She told me she only masterbates to Kenny Rogers songs.
OMG. What did u say?
I told her I did too.
She's allergic to latex.
Lucky bastard.
Dude. The walls are totally staring at me right now. I told you this was a bad idea.
There will be two dogs there to provide supervision. Not to worry.
I'm in a bed full of sand, and also just took my contacts out. Whatever happened yesterday was great, I think.
I just sang country roads at the top of my lungs with my cab driver. Tonight was a success.

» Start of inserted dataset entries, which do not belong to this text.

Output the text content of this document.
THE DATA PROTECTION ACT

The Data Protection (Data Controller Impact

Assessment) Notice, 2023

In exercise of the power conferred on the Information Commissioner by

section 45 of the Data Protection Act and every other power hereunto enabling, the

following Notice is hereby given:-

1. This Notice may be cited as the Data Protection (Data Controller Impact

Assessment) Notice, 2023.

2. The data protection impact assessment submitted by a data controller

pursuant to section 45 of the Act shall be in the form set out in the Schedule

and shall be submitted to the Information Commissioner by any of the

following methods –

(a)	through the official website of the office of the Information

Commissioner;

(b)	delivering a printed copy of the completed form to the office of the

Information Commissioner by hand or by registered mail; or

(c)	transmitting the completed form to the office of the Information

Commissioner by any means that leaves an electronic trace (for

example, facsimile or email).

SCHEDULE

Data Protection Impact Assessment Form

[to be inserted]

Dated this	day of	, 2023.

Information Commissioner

I can wear a rubber suit at three am and spank someone's ass until its sore and fuck them three ways from Sunday. And get up the next day and do their laundry. As long as once in awhile they rub my back without expecting anything
We're so stoned that were both cuddling on the couch and crying over Forest Gump while eating popcorn. She asked me if I'd fuck away the sadness. I think she's serious.
I was picked up from his hotel room at 5 a.m. and came home with my panties and jäger in a McDonald's bag so the desk attendant wouldn't judge me. This is what single at 25 is about.
i tried to propose to him with my nipple ring but i couldnt figure out how to take it out
I just put on underwear fresh outta the dryer and it's like tiny Angels are giving them warm supportive hugs all over
I found you laying in a field of grass near the trail I jog on in the morning like a drunken Bambi.
Come over so I can fuck you louder than her country music
Very unfortunate to find out the kid who took your virginity has never seen Star Wars🙃
You like that 95% of the time I masterbate I think bout you?